Many people think that Ouija boards can be a fun way to pass the time with friends, but there are plenty of folks who won't ever touch one of the boards, which are said to be able to communicate with the dead. Well the parents of a group of girls probably aren't going to allow their kids to go near one again after what happened this week.
According to the Daily Mirror, 28 girls in Colombia were rushed to the hospital after fainting while allegedly playing with a Ouija board at school. Hugo Torres, the head of the Galeras Educational Institution where it happened, told the media, "There were 28 possible cases of anxiety in school students." No further information has been released about the kids' diagnoses, but Torres said there is some misinformation out there, explaining, "Given the reported cases, a series of comments were unleashed on the community that, rather than helping to resolve the situation, led to confusion and an adverse environment for our work. The students were referred to the local municipal hospital according to protocols in place. Directors and teachers accompanied the students during the evaluation process. The respective parents and/or guardians were informed of the situation at the time."
Those parents are not pleased and blame what they believe was the in-school use of Ouija boards for their daughters' health issues. One mom who works at the hospital where the kids were taken said she saw three or four of them come in after fainting. She stated, "Parents, you have to move, investigate what's happening at school because our children cannot continue in this situation. Our children always have a good breakfast and it cannot be said that what’s happening is due to lack of food."

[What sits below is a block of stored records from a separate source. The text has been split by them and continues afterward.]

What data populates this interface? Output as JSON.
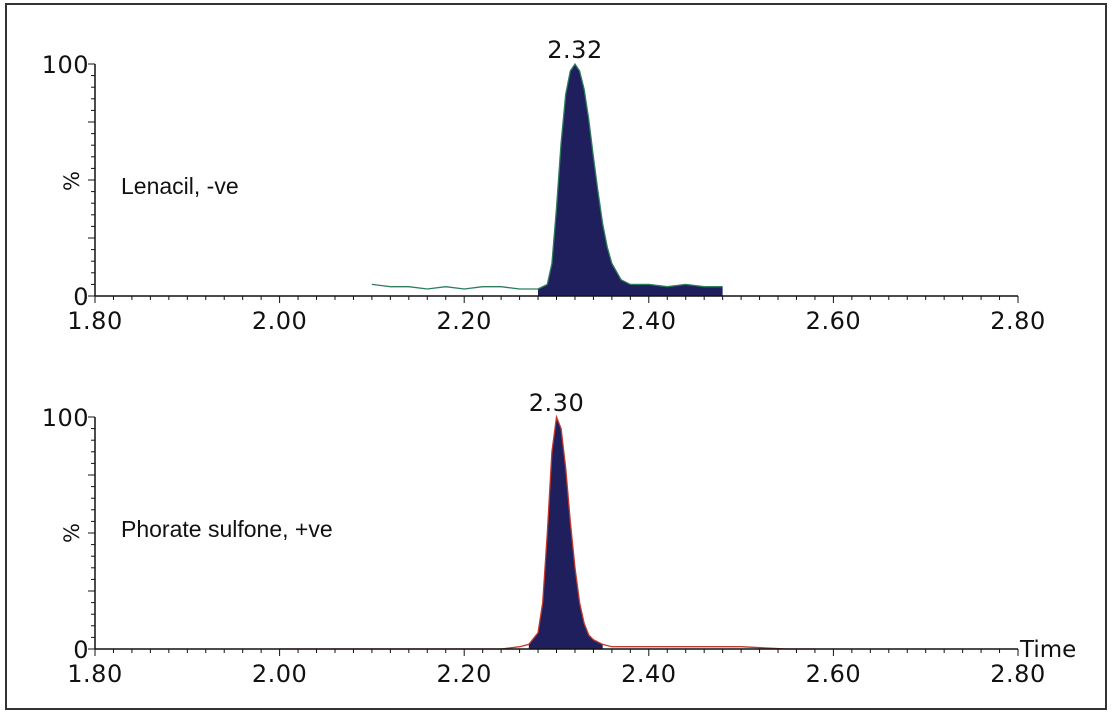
{
  "chart_data": [
    {
      "type": "area",
      "trace_label": "Lenacil, -ve",
      "peak_label": "2.32",
      "xlabel": "",
      "ylabel": "%",
      "xlim": [
        1.8,
        2.8
      ],
      "ylim": [
        0,
        100
      ],
      "x_ticks": [
        "1.80",
        "2.00",
        "2.20",
        "2.40",
        "2.60",
        "2.80"
      ],
      "y_ticks": [
        "0",
        "100"
      ],
      "line_color": "#2e7d5b",
      "fill_color": "#1f1f5e",
      "x": [
        2.1,
        2.12,
        2.14,
        2.16,
        2.18,
        2.2,
        2.22,
        2.24,
        2.26,
        2.28,
        2.29,
        2.295,
        2.3,
        2.305,
        2.31,
        2.315,
        2.32,
        2.325,
        2.33,
        2.335,
        2.34,
        2.345,
        2.35,
        2.355,
        2.36,
        2.37,
        2.38,
        2.4,
        2.42,
        2.44,
        2.46,
        2.48
      ],
      "values": [
        5,
        4,
        4,
        3,
        4,
        3,
        4,
        4,
        3,
        3,
        5,
        14,
        38,
        66,
        87,
        97,
        100,
        97,
        89,
        76,
        60,
        45,
        31,
        21,
        14,
        7,
        5,
        5,
        4,
        5,
        4,
        4
      ]
    },
    {
      "type": "area",
      "trace_label": "Phorate sulfone, +ve",
      "peak_label": "2.30",
      "xlabel": "Time",
      "ylabel": "%",
      "xlim": [
        1.8,
        2.8
      ],
      "ylim": [
        0,
        100
      ],
      "x_ticks": [
        "1.80",
        "2.00",
        "2.20",
        "2.40",
        "2.60",
        "2.80"
      ],
      "y_ticks": [
        "0",
        "100"
      ],
      "line_color": "#c0392b",
      "fill_color": "#1f1f5e",
      "x": [
        2.0,
        2.05,
        2.1,
        2.15,
        2.2,
        2.22,
        2.24,
        2.26,
        2.27,
        2.28,
        2.285,
        2.29,
        2.295,
        2.3,
        2.305,
        2.31,
        2.315,
        2.32,
        2.325,
        2.33,
        2.335,
        2.34,
        2.35,
        2.36,
        2.38,
        2.4,
        2.45,
        2.5,
        2.55,
        2.58
      ],
      "values": [
        0,
        0,
        0,
        0,
        0,
        0,
        0,
        1,
        2,
        7,
        20,
        50,
        85,
        100,
        95,
        78,
        55,
        35,
        20,
        11,
        6,
        4,
        2,
        1,
        1,
        1,
        1,
        1,
        0,
        0
      ]
    }
  ]
}
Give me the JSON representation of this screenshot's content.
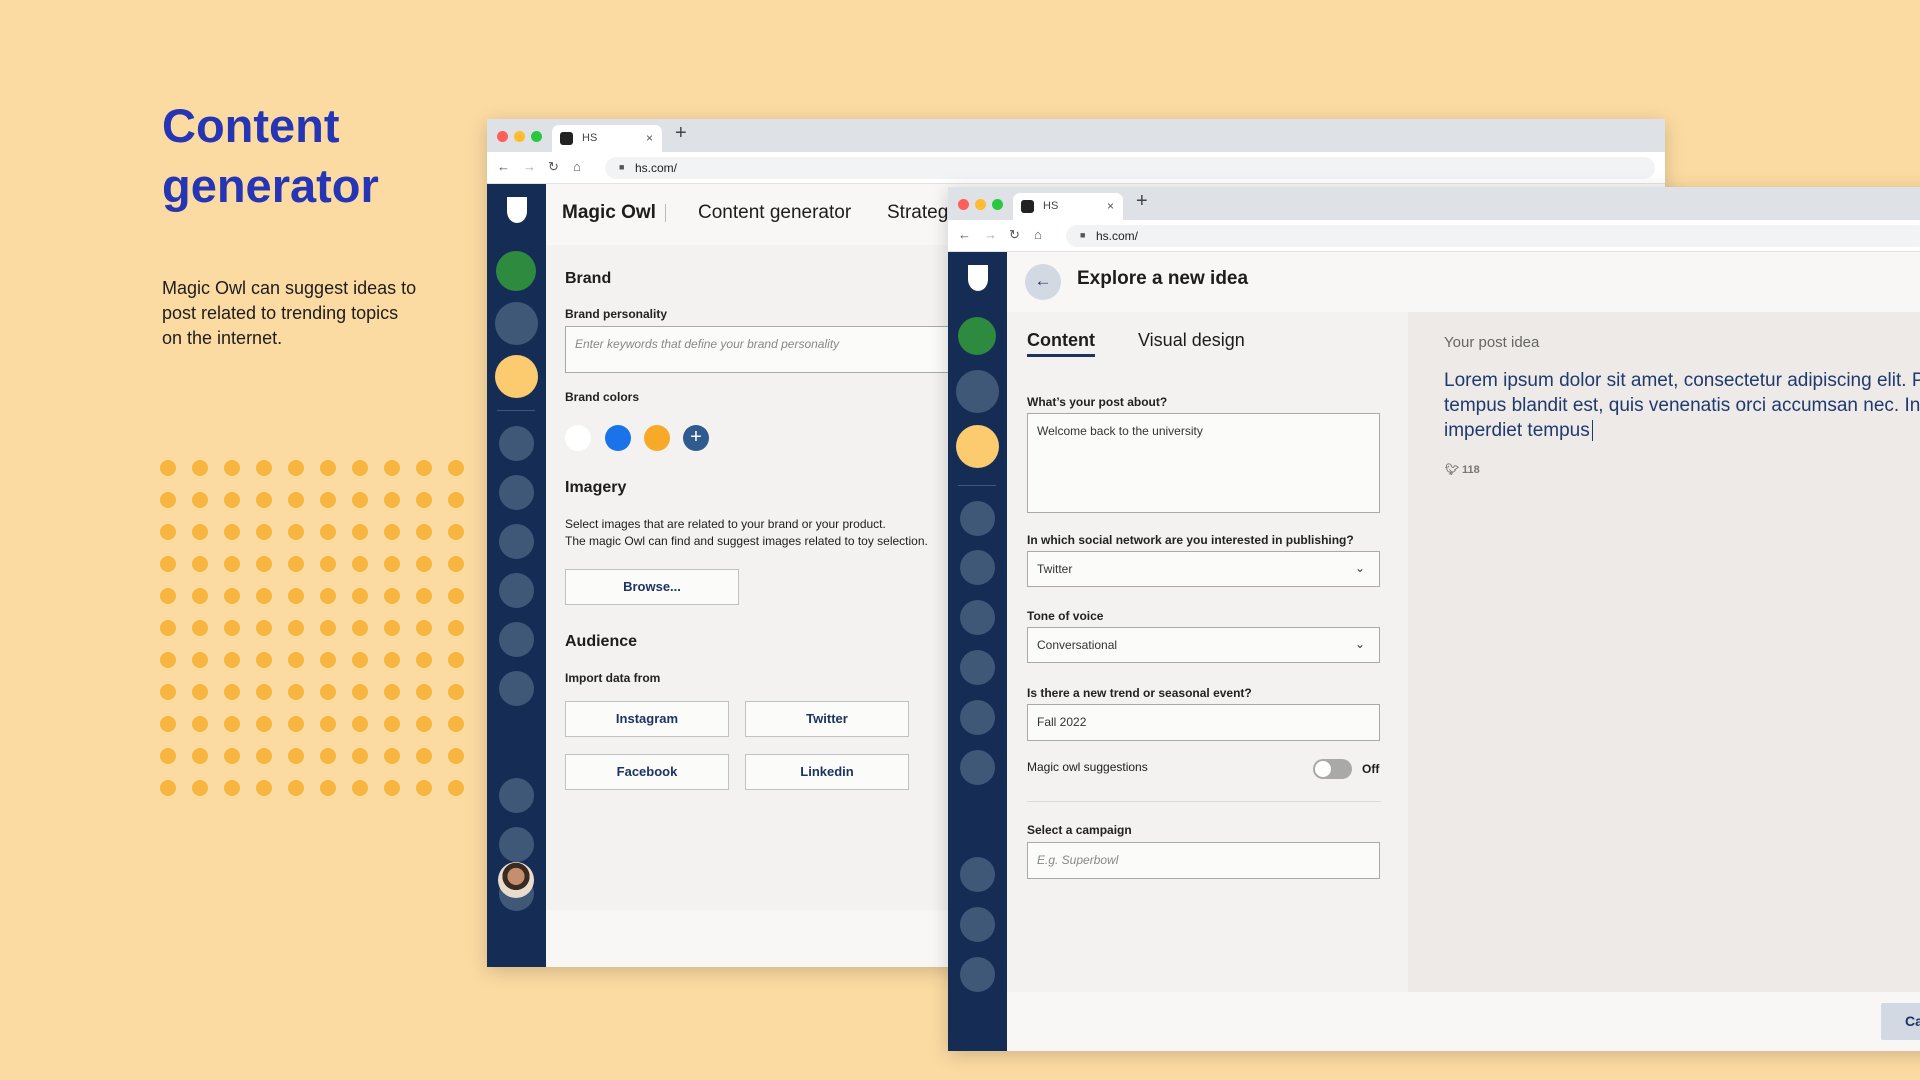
{
  "hero": {
    "title_line1": "Content",
    "title_line2": "generator",
    "description": "Magic Owl can suggest ideas to post related to trending topics on the internet."
  },
  "colors": {
    "accent": "#2535b4",
    "sidebar": "#152d55",
    "dots": "#f8b640",
    "green": "#2d8a3e",
    "yellow": "#fcca6f",
    "blue": "#1a73e8",
    "orange": "#f7a928"
  },
  "browser": {
    "tab_title": "HS",
    "url": "hs.com/",
    "close_icon": "×",
    "new_tab_icon": "+"
  },
  "window1": {
    "app_name": "Magic Owl",
    "nav": [
      "Content generator",
      "Strategy"
    ],
    "brand": {
      "heading": "Brand",
      "personality_label": "Brand personality",
      "personality_placeholder": "Enter keywords that define your brand personality",
      "colors_label": "Brand colors",
      "add_icon": "+"
    },
    "imagery": {
      "heading": "Imagery",
      "description_line1": "Select images that are related to your brand or your product.",
      "description_line2": "The magic Owl can find and suggest images related to toy selection.",
      "browse_label": "Browse..."
    },
    "audience": {
      "heading": "Audience",
      "import_label": "Import data from",
      "sources": [
        "Instagram",
        "Twitter",
        "Facebook",
        "Linkedin"
      ]
    }
  },
  "window2": {
    "title": "Explore a new idea",
    "tabs": [
      "Content",
      "Visual design"
    ],
    "post_about": {
      "label": "What’s your post about?",
      "value": "Welcome back to the university"
    },
    "network": {
      "label": "In which social network are you interested in publishing?",
      "value": "Twitter"
    },
    "tone": {
      "label": "Tone of voice",
      "value": "Conversational"
    },
    "trend": {
      "label": "Is there a new trend or seasonal event?",
      "value": "Fall 2022"
    },
    "suggestions": {
      "label": "Magic owl suggestions",
      "state": "Off",
      "enabled": false
    },
    "campaign": {
      "label": "Select a campaign",
      "placeholder": "E.g. Superbowl"
    },
    "preview": {
      "label": "Your post idea",
      "text_line1": "Lorem ipsum dolor sit amet, consectetur adipiscing elit. P",
      "text_line2": "tempus blandit est, quis venenatis orci accumsan nec. In v",
      "text_line3": "imperdiet tempus",
      "char_count": "118"
    },
    "footer_button": "Ca"
  }
}
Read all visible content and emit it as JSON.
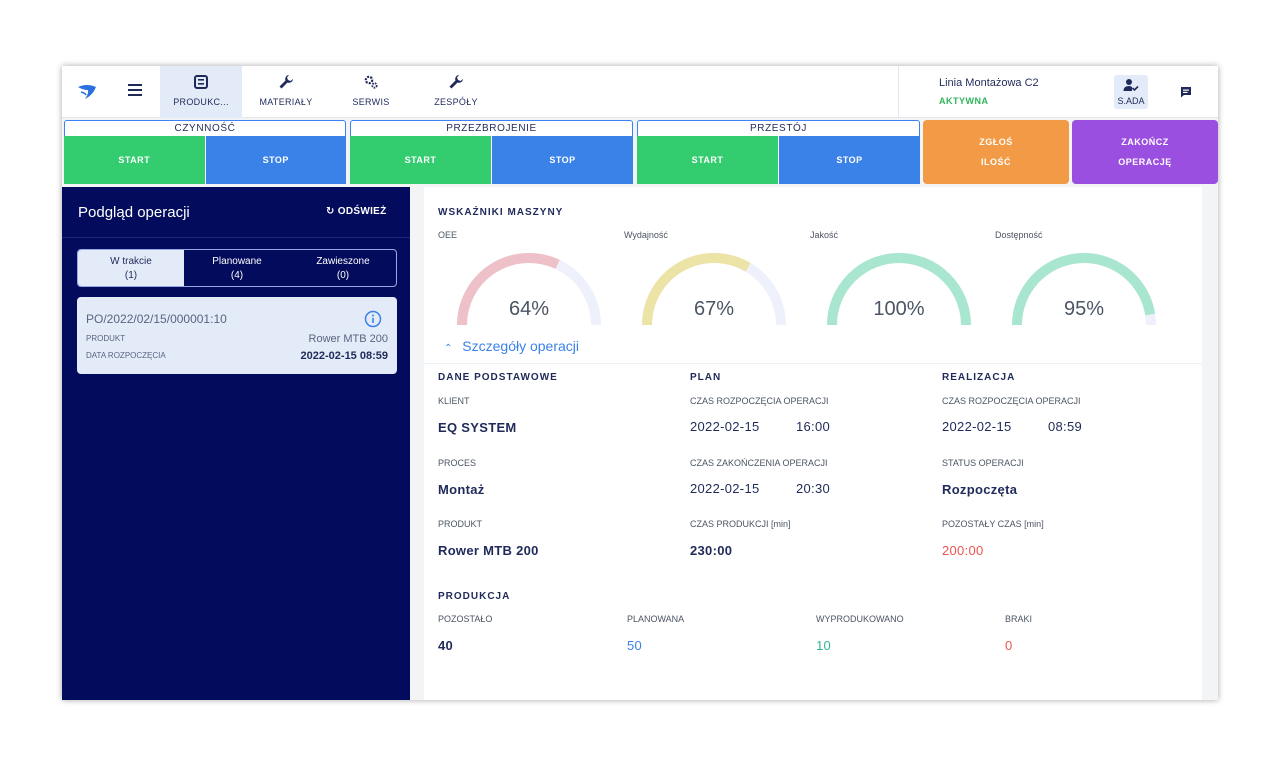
{
  "nav": {
    "tabs": [
      {
        "label": "PRODUKC...",
        "icon": "list-icon",
        "active": true
      },
      {
        "label": "MATERIAŁY",
        "icon": "wrench-icon",
        "active": false
      },
      {
        "label": "SERWIS",
        "icon": "gears-icon",
        "active": false
      },
      {
        "label": "ZESPÓŁY",
        "icon": "wrench-icon",
        "active": false
      }
    ],
    "line_name": "Linia Montażowa C2",
    "line_status": "AKTYWNA",
    "user": "S.ADA"
  },
  "actions": {
    "groups": [
      {
        "title": "CZYNNOŚĆ",
        "start": "START",
        "stop": "STOP"
      },
      {
        "title": "PRZEZBROJENIE",
        "start": "START",
        "stop": "STOP"
      },
      {
        "title": "PRZESTÓJ",
        "start": "START",
        "stop": "STOP"
      }
    ],
    "report_line1": "ZGŁOŚ",
    "report_line2": "ILOŚĆ",
    "finish_line1": "ZAKOŃCZ",
    "finish_line2": "OPERACJĘ",
    "colors": {
      "start": "#33cc6e",
      "stop": "#3b82e8",
      "report": "#f29a46",
      "finish": "#9b4fe0"
    }
  },
  "left": {
    "title": "Podgląd operacji",
    "refresh": "ODŚWIEŻ",
    "filters": [
      {
        "label": "W trakcie",
        "count": "(1)",
        "active": true
      },
      {
        "label": "Planowane",
        "count": "(4)",
        "active": false
      },
      {
        "label": "Zawieszone",
        "count": "(0)",
        "active": false
      }
    ],
    "card": {
      "number": "PO/2022/02/15/000001:10",
      "product_label": "PRODUKT",
      "product_value": "Rower MTB 200",
      "date_label": "DATA ROZPOCZĘCIA",
      "date_value": "2022-02-15 08:59"
    }
  },
  "indicators": {
    "title": "WSKAŹNIKI MASZYNY",
    "gauges": [
      {
        "label": "OEE",
        "value_text": "64%",
        "value": 64,
        "color": "#eec0c8"
      },
      {
        "label": "Wydajność",
        "value_text": "67%",
        "value": 67,
        "color": "#ece4a6"
      },
      {
        "label": "Jakość",
        "value_text": "100%",
        "value": 100,
        "color": "#a8e6cf"
      },
      {
        "label": "Dostępność",
        "value_text": "95%",
        "value": 95,
        "color": "#a8e6cf"
      }
    ],
    "track_color": "#eef0fb"
  },
  "details": {
    "toggle": "Szczegóły operacji",
    "basic": {
      "header": "DANE PODSTAWOWE",
      "client_label": "KLIENT",
      "client": "EQ SYSTEM",
      "process_label": "PROCES",
      "process": "Montaż",
      "product_label": "PRODUKT",
      "product": "Rower MTB 200"
    },
    "plan": {
      "header": "PLAN",
      "start_label": "CZAS ROZPOCZĘCIA OPERACJI",
      "start_date": "2022-02-15",
      "start_time": "16:00",
      "end_label": "CZAS ZAKOŃCZENIA OPERACJI",
      "end_date": "2022-02-15",
      "end_time": "20:30",
      "prod_time_label": "CZAS PRODUKCJI [min]",
      "prod_time": "230:00"
    },
    "realization": {
      "header": "REALIZACJA",
      "start_label": "CZAS ROZPOCZĘCIA OPERACJI",
      "start_date": "2022-02-15",
      "start_time": "08:59",
      "status_label": "STATUS OPERACJI",
      "status": "Rozpoczęta",
      "remaining_label": "POZOSTAŁY CZAS [min]",
      "remaining": "200:00"
    },
    "production": {
      "header": "PRODUKCJA",
      "left_label": "POZOSTAŁO",
      "left": "40",
      "planned_label": "PLANOWANA",
      "planned": "50",
      "produced_label": "WYPRODUKOWANO",
      "produced": "10",
      "defects_label": "BRAKI",
      "defects": "0"
    }
  }
}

The school is awaiting information from the hospital before providing any updates on the incident. Meanwhile, it isn't the first time something like this happened in Colombia. Just a few months ago, another group of teens collapsed following Ouija board use, with five being taken to the hospital. It occurred at another school where 11 students, ages 13 to 17, fainted in a hallway and, according to the town's mayor, were found "short of breath and thick drool was coming out of their mouths."
Ouija boards first became popular in the late 1800s when they were known as "talking boards." They've been available commercially as Ouija boards since 1901.